イワキ創業40周年の社史をもとに、イワキの歴史を紐解いていくこのコーナー。
文字通り「ポンプに賭けた」男たちの熱いドラマをお伝えしていこうと思っています。

まだ見ぬケミカルポンプの市場を求めて

1962(昭和37)年、練馬区旭町に初めての自社工場を建設したイワキは、その後数年のうちに隣接地を借り受け、2階建て延べ50坪の寮付きの工場も増築するまでになりました。イワキをメーカーにすることは創立当初からの目標でしたから、イワキはその目標に向かって、着実に一歩一歩進んでいたことになります。

社長の藤中は

「メーカーにならなけりゃだめだ。自社製品を持たなければ」

と、いつも口ぐせのように言っていたわけですが、その先陣を切ったのが、先にもご紹介した「KM式万能シェーカー」でした。

しかし、いつまでもシェーカーだけに頼っているわけにもいかず、そろそろ次の一手を打つべき時が来ているのは明白でした。そんな中、次なる自社商品として浮上してきたのが、「ケミカルポンプ」なのです。

これまでもケミカルポンプの仕入れ販売はすでに行っていましたが、次に自社製造するならこれだろうと、白羽の矢を立てたわけです。

後に「ケミカルポンプ」がイワキという会社の生命線になっていくことを思うと、この時の決断がいかに重要なものだったかがわかりますが、部品調達や 組み立て作業は「KM式万能シェーカー」で経験を積んでいましたので、臆することなくケミカルポンプの自社製造に踏み切りました。

ケミカルポンプメーカーへの第一歩を踏み出すべく最初に手がけたのは、耐酸・耐アルカリの少流量ケミカルポンプ、ベローズポンプとダイヤフラムポンプです。

イワキ最初のケミカルポンプ 耐酸ベローズポンプBP型と耐酸ダイヤフラムポンプ DP型 1959年(昭和34年)

ポンプの接液部分には、最初から樹脂や合成ゴムを使っていました。ケミカルポンプを製造していることを知った客先からは、回転式で流量の多いものや圧力の高いものなど、さまざまな引き合いがくるようになっていきました。

じつは社長の藤中は、この頃から、イワキの本当の目標は、理化学機器メーカーから「ケミカルポンプメーカー」になることであると考えていたのです。

当時の営業部は、ケミカルポンプと理化学機器営業に分かれており、当時の売上げは、まだ圧倒的に理化学機器が占めていました。
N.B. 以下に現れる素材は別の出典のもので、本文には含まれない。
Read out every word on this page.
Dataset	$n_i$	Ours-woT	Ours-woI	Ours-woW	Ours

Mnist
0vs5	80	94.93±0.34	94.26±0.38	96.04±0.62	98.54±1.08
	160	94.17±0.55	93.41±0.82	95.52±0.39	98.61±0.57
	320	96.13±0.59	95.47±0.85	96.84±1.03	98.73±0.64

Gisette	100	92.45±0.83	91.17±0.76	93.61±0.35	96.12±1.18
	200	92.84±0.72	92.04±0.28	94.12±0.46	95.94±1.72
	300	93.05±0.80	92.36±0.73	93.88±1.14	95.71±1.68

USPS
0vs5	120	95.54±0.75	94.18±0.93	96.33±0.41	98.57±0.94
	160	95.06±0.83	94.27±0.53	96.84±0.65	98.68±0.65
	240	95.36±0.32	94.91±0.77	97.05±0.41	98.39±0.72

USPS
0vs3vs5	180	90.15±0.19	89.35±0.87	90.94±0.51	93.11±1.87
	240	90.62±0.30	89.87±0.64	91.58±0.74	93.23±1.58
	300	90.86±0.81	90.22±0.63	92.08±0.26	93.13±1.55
理化学機器を中心に扱っていた当時の総合カタログ(表紙と最初のページ)

しかし、藤中自身は、イワキがケミカルポンプメーカーになるための道を必死に探っていたのです。

イワキ「ラボポンプ( LP-1)」のヒット

小型ケミカルポンプの需要がひろがり、一大市場となるチャンスを見逃すまいと情報収集に力を入れ、資金繰りに四苦八苦しながらも製品開発に積極的に投資を続けました。

最初にまとまった受注となったのがジュース自販機向けに出た「ラボポンプ(LP-1)」でした。樹脂製の渦巻きポンプです。

装置への組込みに適したコンパクトポンプ
最初のヒット商品ラボポンプLP型 1962年(昭和37年)

藤中が命名した小型ケミカルポンプ「ラボポンプ」は、商標も取りました。ケミカルポンプは当初、研究室向けがほとんどだったため、英語の「ラボラトリー・Laboratory」からその名をとってラボポンプとしたのです。

イワキの製品は最初から「樹脂製」で「小型」という特長を持っていたので、「ラボポンプ」という名前をつけたことは、他のケミカルポンプとの差別化には好都合でした。

とはいうものの、金型成型をおこすようになるのはまだ後のことで、当時は、樹脂の丸棒や厚板を切削加工して作る「手作り」と呼ばれるものでした。